Internal combustion engines require valve actuation systems to control the flow of combustible components, typically fuel and air, to one or more combustion chambers during operation. Such systems control the motion and timing of intake and exhaust valves during engine operation. In a positive power mode, intake valves are opened to admit fuel and air into a cylinder for combustion and exhaust valves are subsequently opened to allow combustion products to escape the cylinder. This operation is typically called a “main event” operation of the valves.
In addition to positive power main event operation, valve actuation systems may be configured to facilitate “auxiliary events” during engine operation. These may include, but are not limited to, engine braking, exhaust gas recirculation (EGR) and internal exhaust gas recirculation (iEGR). During these auxiliary events, valve timing and motion may be controlled to cause the engine to recirculate exhaust gases to achieve improved emissions, or to cause the engine to absorb energy from the engine load in engine braking operations.
Valve movement during main event positive power modes of operation is typically controlled by one or more rotating cams as motion sources. Cam followers, push rods, rocker arms and other elements disposed in a valve train provide for direct transfer of motion from the cam surface to the valves. For auxiliary events, “lost motion” devices may be utilized in the valve train to facilitate auxiliary event valve movement. Lost motion devices refer to a class of technical solutions in which valve motion is modified compared to the motion that would otherwise occur as a result of actuation by a respective cam surface alone. Lost motion devices may include devices whose length, rigidity or compressibility is varied and controlled in order to facilitate the selective occurrence of auxiliary events in addition to, or as an alternative to, main event operation of valves. Lost motion devices may be viewed as a subclass of a larger category of variable length piston assemblies, which may have application beyond those involving lost motion.

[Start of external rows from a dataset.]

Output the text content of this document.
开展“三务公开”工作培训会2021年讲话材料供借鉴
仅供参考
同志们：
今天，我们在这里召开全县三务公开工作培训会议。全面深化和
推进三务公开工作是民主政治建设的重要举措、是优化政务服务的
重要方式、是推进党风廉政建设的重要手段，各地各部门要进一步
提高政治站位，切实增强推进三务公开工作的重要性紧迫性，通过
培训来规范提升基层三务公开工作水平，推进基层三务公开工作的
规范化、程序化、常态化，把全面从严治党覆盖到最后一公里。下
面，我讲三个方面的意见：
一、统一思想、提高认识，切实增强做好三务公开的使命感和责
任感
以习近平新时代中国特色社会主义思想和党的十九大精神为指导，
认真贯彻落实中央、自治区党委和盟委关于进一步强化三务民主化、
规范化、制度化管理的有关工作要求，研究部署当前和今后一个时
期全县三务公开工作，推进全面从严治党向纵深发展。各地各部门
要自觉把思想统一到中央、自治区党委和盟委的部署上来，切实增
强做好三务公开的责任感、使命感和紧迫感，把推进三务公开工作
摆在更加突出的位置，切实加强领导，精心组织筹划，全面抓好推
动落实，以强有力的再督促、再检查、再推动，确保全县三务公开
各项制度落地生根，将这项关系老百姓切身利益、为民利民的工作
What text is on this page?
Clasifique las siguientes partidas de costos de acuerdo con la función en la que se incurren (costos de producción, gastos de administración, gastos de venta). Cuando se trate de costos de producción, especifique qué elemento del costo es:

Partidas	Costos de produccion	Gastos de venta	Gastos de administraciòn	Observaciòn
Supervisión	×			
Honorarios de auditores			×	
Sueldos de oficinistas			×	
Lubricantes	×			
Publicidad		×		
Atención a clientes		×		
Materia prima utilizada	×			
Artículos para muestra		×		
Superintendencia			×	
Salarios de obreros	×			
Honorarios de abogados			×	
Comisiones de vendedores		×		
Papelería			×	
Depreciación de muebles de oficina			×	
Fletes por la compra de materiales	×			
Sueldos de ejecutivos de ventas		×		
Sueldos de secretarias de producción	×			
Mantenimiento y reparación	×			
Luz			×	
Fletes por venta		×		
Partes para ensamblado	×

Prior art lost motion systems typically rely upon hydraulic or pneumatic working fluids (i.e., oil or air) for their operation. As a result, such systems are not readily adaptable to engines that do not utilize such working fluids, or that use such fluids at relatively low pressures that aren't sufficient to actuate lost motion systems.
In addition to lost motion systems, prior art valve actuation systems may require variable length elements that may be actuated to provide other functions, such as braking action provided by bleeder brake components. Such variable length elements may be used to selectively actuate engine valves to cause a bleeder brake operation to occur.
With the use of mechanically interacting elements and surfaces, another challenge in the art is to provide actuating assemblies that can withstand the rapid and repeated cycling and stresses that occur in an engine valve train environment and which reduce the potential for excessive peak stresses to develop during operation.
It would therefore be advantageous to provide systems and methods that address the aforementioned shortcoming and others in the prior art.